Reliability of 1D radiative-convective photochemical-equilibrium retrievals on transit spectra of WASP-107b

Abstract

Observations of WASP-107b suggest a metal-rich and carbon-deprived atmosphere with an extremely hot interior based on detections of SO2, H2O, CO2, CO, NH3, and CH4. In this paper, we aim to determine the reliability of a 1D radiative-convective photochemical-equilibrium (1D-RCPE) retrieval method in inferring atmospheric properties of WASP-107b. Our grid of radiative-convective balanced pressure-temperature profiles and 1D photochemical equilibrated models covers a range of metallicities (Z), carbon-to-oxygen ratios (C/O), intrinsic temperatures (Tint), and eddy diffusion coefficients (Kzz).
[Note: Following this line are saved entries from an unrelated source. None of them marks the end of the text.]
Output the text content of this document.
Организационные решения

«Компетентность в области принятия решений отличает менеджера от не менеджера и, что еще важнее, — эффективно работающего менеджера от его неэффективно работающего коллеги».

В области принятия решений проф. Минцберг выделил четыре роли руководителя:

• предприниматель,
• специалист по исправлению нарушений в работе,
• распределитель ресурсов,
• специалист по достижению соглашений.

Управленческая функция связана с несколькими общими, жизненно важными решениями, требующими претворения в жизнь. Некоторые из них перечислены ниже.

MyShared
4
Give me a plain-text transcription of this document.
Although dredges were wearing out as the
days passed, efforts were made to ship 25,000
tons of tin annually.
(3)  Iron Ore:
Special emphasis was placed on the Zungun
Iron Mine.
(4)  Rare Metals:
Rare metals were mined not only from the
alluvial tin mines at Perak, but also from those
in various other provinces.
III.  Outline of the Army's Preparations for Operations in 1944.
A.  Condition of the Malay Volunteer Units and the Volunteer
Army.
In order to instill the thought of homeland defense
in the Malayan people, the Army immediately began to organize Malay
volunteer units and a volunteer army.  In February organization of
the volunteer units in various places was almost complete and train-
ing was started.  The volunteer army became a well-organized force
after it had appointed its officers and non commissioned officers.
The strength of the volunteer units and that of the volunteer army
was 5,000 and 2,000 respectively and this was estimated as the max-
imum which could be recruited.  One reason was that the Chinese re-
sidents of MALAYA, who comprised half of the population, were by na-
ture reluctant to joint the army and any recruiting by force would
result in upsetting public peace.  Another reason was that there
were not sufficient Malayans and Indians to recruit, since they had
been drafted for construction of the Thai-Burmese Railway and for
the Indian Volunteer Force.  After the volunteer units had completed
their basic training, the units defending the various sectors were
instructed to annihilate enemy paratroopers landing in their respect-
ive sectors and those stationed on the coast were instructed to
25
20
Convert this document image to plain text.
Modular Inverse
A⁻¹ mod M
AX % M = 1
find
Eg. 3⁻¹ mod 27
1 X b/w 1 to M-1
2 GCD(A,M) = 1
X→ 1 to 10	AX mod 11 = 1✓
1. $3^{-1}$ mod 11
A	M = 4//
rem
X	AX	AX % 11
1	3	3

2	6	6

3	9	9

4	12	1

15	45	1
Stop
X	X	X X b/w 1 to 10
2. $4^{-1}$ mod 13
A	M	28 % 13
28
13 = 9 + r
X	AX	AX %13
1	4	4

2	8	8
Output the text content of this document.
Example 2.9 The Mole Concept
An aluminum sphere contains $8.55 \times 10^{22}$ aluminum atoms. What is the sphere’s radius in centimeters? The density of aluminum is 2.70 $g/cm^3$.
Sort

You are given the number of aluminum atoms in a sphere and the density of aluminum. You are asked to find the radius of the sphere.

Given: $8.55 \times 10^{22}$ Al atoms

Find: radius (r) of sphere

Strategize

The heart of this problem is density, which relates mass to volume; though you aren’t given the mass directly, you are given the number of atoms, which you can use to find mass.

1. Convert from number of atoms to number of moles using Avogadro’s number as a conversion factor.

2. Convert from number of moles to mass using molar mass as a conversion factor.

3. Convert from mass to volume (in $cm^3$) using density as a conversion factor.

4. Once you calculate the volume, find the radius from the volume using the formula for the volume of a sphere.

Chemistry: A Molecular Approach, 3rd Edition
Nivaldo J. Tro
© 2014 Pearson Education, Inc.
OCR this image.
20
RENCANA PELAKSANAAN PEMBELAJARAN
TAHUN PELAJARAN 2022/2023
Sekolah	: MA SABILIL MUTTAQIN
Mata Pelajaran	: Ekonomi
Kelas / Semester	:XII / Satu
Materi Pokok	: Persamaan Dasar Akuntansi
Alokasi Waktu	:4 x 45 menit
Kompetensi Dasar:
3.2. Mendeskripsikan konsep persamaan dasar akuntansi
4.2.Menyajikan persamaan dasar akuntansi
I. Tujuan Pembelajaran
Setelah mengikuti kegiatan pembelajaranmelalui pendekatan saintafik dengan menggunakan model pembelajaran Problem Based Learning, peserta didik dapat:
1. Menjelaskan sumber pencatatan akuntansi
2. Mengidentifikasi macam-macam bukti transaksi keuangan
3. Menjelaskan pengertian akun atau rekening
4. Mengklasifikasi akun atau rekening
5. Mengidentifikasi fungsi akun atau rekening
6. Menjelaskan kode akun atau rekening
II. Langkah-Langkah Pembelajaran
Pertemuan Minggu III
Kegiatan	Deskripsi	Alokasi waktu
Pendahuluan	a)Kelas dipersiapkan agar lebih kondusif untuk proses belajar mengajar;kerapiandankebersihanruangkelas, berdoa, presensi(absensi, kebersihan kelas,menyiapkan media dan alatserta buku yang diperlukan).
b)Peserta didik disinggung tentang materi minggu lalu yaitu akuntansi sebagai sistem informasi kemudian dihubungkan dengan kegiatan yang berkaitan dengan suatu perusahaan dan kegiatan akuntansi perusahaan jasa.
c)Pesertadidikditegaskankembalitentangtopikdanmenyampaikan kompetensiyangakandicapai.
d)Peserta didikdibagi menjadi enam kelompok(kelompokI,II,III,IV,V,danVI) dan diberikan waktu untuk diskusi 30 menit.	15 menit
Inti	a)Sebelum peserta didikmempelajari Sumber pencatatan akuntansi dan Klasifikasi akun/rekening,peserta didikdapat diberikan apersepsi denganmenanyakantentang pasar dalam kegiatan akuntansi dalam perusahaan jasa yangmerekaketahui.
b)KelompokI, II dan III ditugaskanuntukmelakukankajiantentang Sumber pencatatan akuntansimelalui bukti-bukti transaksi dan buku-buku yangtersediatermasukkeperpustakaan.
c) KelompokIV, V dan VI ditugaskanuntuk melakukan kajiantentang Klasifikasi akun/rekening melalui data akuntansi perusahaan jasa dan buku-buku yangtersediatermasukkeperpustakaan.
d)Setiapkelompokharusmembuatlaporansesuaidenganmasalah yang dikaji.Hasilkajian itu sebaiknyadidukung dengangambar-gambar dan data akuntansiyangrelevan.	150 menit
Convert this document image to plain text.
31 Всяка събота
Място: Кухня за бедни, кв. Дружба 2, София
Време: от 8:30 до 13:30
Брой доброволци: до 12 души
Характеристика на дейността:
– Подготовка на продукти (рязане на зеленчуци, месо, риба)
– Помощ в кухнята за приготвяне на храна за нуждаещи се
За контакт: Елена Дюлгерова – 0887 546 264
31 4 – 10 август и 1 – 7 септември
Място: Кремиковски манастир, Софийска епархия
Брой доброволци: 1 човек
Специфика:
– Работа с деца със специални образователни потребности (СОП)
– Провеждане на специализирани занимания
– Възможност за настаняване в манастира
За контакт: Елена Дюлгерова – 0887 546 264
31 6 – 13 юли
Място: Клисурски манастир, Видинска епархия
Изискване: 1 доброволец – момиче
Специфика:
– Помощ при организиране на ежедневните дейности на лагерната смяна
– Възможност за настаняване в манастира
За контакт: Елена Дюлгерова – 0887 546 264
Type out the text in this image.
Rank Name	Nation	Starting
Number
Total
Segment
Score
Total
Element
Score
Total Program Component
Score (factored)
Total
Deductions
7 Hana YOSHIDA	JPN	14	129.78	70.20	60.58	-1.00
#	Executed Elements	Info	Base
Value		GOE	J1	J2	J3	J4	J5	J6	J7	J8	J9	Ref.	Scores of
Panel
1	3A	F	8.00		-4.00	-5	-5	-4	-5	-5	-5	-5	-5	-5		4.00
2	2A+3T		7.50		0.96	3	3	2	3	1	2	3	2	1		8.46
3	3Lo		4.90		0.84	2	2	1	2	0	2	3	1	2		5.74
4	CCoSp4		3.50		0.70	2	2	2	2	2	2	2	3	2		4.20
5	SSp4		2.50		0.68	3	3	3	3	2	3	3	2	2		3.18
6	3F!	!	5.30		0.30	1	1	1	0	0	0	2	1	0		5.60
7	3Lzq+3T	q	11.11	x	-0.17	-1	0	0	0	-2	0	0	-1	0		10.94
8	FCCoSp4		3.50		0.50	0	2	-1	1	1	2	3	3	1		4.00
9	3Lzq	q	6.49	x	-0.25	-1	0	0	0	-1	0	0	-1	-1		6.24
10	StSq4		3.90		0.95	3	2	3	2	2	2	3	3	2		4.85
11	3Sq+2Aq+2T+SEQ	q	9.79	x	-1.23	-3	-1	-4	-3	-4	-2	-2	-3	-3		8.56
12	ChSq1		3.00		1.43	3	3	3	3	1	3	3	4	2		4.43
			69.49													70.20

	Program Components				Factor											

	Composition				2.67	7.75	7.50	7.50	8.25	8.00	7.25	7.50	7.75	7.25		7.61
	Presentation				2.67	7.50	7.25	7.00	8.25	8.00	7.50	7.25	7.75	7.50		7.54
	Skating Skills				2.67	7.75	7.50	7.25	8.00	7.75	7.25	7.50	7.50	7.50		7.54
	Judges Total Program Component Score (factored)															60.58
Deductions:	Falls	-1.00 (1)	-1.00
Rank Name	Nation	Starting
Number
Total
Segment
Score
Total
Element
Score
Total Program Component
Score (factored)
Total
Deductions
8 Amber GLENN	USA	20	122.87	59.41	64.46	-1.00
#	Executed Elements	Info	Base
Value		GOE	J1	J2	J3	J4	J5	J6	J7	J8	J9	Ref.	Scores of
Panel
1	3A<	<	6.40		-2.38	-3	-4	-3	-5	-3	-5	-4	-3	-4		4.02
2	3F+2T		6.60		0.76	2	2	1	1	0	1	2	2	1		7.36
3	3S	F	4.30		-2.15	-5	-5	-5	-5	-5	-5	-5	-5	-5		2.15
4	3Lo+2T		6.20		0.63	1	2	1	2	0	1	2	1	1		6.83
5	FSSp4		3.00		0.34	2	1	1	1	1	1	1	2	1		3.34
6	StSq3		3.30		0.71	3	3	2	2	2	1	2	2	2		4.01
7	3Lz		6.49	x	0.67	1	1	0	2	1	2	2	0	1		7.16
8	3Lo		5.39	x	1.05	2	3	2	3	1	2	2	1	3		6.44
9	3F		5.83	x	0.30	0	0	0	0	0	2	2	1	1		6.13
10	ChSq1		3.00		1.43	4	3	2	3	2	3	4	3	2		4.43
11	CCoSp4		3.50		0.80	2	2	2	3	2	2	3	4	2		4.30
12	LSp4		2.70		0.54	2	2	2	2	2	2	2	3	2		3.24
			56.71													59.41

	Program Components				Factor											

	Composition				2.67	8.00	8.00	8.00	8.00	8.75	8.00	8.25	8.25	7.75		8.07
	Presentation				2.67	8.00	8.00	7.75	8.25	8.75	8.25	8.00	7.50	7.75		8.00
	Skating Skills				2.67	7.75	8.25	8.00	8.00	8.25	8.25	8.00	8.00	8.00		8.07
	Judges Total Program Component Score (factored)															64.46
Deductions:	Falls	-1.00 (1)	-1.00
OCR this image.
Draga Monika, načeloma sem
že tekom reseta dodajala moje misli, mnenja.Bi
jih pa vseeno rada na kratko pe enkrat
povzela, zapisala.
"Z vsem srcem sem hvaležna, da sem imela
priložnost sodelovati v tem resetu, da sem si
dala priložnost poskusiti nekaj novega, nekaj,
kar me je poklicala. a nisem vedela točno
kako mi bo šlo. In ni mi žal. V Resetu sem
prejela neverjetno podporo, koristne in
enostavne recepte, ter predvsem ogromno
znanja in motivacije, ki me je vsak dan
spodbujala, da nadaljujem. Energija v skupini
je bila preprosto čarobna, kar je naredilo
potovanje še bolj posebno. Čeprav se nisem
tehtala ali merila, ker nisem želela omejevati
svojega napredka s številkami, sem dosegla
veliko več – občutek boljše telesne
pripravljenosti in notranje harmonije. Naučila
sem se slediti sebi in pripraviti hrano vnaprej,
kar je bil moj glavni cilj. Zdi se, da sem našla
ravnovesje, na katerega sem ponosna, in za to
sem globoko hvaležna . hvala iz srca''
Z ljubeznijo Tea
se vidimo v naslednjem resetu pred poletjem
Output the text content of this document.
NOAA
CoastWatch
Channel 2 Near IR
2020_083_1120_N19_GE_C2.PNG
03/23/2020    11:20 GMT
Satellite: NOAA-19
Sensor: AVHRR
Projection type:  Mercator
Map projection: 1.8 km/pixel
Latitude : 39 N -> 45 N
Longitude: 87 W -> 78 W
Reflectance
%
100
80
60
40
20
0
We obtain good fits with our 1D-RCPE retrievals based on a few molecular features of H2O, CO2, SO2, and CH4, but find no substantial contribution of NH3. We find that the degeneracy between metallicity, cloud pressure, and a model offset is broken by the presence of strong SO2 features, confirming that SO2 is a robust metallicity indicator. We systematically retrieve sub-solar C/O based on the relative amplitude of a strong CO2 feature with respect to the broad band of H2O, which is sensitive to a wavelength-dependent scattering slope. We find that high-altitude clouds obscure the CH4-rich layers, preventing the retrievals from constraining Tint, but that higher values of Kzz can transport material above the cloud deck, allowing a fit of the CH4 feature. However, Tint and Kzz can vary substantially between retrievals depending on the adopted cloud parametrization. We conclude that the 1D-RCPE retrieval method can provide useful insights if the underlying grid of forward models is well understood. We find that WASP-107b's atmosphere is enriched in metals (3 to 5 times solar) and carbon-deprived (C/O <= 0.20). However, we lack robust constraints on the intrinsic temperature and vertical mixing strength.